In 'da House | Issue 17

In 'da House | Issue 17

Keeping it Scarfie

I spent some quality time in Dunedin last week.

After screening ‘Inside Child Poverty’ to a small but dedicated audience at Clubs and Socs (kudos to those who voluntarily chose to spend their Friday night with me in the Evison Lounge), I hung around for the weekend to revisit some old haunts: Poppa’s Pizza, the farmers’ market, Inch Bar, and Crusty Corner (for some reason, all my best Dunedin memories are food- and drink-related).

Of course, I pored over Critic for signs that it had gone downhill since “my day”, but was forced to conclude that the puns in the headlines were just as bad, the slightly superior editorial voice (no doubt masking some crippling insecurity) was intact, and my 2012 counterpart had even featured on Close Up, for a much better reason than me.

I may have presided over Critic’s most infamous scandal and had an issue banned, but I never made the cover of Newsweek. Like, actually made it. Congrats team.

The only gripe from my sojourn in the deep south is reserved for OUSA. What the heck is up with trying to derail NZUSA’s support of the Keep Our Assets campaign?

I know students’ associations haven’t always been the most relevant, but getting behind this campaign is a perfect opportunity for students’ associations to be more relevant, not less.

Not only do are asset sales opposed by the majority of New Zealanders, they will have a disproportionate impact on younger generations (i.e. the majority of students’ association members), so it’s an easy cause to excite young people about. When I’ve been out collecting signatures, almost every person under 30 I’ve approached has signed the petition.

What’s more, collecting signatures offers a unique opportunity to connect one-on-one with students. Every signature means a personal interaction with someone.
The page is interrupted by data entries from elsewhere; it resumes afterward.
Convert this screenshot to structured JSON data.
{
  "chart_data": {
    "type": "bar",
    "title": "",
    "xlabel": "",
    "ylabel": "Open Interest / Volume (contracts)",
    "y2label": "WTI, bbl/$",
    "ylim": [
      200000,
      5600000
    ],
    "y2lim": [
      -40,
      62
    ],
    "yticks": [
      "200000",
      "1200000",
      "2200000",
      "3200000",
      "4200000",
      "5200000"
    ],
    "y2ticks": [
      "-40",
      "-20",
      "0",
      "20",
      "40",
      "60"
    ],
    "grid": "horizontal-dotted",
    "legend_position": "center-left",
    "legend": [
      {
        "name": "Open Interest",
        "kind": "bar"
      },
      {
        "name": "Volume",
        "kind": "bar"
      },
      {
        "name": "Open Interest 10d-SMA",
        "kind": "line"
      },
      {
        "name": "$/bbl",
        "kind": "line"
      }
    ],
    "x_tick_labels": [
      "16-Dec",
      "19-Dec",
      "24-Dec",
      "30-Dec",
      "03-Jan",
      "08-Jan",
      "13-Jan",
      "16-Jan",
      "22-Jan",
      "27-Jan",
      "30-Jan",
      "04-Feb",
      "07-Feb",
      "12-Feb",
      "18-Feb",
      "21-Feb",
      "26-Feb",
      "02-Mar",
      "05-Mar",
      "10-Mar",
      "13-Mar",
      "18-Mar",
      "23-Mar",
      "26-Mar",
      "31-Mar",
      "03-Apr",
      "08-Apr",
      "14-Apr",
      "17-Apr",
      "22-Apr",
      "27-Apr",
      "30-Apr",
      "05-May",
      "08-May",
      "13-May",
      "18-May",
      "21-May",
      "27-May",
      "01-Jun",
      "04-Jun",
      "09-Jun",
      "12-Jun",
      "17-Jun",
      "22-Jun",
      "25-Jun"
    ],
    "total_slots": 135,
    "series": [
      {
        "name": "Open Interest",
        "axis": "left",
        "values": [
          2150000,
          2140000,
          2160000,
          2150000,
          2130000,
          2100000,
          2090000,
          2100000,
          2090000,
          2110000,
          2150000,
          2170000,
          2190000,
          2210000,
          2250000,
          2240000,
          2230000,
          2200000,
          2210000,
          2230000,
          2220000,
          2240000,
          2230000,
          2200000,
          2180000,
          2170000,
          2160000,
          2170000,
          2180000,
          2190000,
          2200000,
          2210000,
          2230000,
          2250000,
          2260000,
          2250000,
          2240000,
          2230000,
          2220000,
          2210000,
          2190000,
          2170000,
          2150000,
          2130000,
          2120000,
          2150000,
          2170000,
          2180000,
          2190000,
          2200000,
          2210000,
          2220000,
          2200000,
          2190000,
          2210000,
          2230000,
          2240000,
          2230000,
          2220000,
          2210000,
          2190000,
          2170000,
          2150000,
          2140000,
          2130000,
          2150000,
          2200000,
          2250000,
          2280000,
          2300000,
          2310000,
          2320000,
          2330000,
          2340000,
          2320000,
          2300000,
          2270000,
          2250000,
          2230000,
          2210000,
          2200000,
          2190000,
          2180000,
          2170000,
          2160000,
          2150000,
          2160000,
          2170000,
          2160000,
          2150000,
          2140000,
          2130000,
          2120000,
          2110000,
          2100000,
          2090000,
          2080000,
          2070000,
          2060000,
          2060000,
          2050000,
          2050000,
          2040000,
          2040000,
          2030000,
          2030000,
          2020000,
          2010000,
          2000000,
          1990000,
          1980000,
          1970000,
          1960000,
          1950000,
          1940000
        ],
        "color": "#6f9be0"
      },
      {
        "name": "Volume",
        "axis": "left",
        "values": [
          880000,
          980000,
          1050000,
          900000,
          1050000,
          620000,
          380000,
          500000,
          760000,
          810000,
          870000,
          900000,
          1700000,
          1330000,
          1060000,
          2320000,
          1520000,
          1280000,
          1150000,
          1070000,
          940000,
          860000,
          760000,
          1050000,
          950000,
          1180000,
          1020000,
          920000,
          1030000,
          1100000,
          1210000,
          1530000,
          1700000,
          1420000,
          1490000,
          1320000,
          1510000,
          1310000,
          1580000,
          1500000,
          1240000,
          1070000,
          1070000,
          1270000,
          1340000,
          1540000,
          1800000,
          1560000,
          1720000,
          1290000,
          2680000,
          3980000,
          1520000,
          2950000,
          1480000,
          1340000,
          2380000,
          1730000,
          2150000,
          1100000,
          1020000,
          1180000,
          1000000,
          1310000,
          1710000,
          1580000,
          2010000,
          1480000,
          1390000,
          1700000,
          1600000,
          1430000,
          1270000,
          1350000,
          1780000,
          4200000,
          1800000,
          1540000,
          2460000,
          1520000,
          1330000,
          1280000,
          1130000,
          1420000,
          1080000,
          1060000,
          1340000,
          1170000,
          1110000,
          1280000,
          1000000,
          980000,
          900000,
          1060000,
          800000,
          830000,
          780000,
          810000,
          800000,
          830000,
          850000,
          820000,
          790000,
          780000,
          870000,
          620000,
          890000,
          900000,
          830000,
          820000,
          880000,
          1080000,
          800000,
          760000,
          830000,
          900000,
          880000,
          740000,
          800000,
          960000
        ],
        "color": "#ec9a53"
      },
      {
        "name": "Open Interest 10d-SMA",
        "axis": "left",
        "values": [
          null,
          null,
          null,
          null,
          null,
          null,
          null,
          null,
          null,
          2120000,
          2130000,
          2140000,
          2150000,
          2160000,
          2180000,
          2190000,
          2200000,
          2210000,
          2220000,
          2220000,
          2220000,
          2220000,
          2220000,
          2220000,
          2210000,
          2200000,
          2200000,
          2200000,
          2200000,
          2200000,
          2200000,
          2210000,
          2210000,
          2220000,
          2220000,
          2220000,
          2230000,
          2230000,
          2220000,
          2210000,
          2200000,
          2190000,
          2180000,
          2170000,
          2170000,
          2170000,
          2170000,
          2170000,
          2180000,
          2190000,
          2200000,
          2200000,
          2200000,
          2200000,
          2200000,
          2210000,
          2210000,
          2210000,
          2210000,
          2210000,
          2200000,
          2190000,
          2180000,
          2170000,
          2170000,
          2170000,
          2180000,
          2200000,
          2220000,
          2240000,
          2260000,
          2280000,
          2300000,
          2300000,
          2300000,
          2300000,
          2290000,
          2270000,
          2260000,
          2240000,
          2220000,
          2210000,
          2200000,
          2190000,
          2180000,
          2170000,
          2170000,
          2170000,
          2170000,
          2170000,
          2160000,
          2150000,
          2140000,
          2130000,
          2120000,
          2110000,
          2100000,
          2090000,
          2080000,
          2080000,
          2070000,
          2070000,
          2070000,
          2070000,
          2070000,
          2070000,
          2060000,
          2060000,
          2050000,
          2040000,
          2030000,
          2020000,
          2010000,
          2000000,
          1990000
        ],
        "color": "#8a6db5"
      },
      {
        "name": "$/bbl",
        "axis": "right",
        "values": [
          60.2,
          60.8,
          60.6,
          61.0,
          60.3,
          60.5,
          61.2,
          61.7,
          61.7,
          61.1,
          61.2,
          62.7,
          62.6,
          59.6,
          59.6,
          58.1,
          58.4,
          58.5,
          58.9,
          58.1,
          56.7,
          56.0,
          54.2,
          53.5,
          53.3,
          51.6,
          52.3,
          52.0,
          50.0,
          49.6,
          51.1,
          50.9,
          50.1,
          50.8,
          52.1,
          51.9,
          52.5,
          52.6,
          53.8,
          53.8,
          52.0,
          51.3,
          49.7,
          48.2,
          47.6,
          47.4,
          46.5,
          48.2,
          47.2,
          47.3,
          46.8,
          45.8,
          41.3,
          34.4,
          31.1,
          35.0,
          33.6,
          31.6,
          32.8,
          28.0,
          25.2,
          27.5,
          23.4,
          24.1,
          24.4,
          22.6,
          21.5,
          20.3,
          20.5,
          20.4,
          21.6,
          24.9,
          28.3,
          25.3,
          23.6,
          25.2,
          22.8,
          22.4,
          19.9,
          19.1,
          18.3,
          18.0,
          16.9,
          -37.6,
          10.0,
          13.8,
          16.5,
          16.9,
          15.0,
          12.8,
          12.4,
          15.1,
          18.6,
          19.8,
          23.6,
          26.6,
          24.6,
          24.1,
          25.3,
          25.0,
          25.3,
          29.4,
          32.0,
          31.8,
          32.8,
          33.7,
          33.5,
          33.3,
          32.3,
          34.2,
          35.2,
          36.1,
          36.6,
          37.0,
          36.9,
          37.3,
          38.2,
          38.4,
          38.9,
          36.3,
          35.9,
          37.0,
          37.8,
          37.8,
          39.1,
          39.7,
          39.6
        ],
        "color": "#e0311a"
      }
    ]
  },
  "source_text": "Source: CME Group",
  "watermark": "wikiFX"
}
If OUSA went collecting on campus, that’s thousands of opportunities to introduce people to OUSA.

In the VSM era, that’s gold.

OUSA’s decision to remain “neutral” on asset sales is a missed opportunity, but the call to use this “neutrality” to undermine NZUSA’s membership of the organising coalition is worse.

Involvement in a campaign for a referendum that will succeed (we’re on track to collect the required signatures in record time) would portray students in a positive light, and help dispel the same old negative tropes that pigeonhole them in the eyes of mainstream New Zealand.

Instead, NZUSA’s involvement in the campaign is wavering, thanks to a weird and short-sighted stance by OUSA. It’s a wasted opportunity and a great shame. Time for a rethink!
This article first appeared in Issue 17, 2012.
Posted 11:08am Sunday 22nd July 2012 by Holly Walker.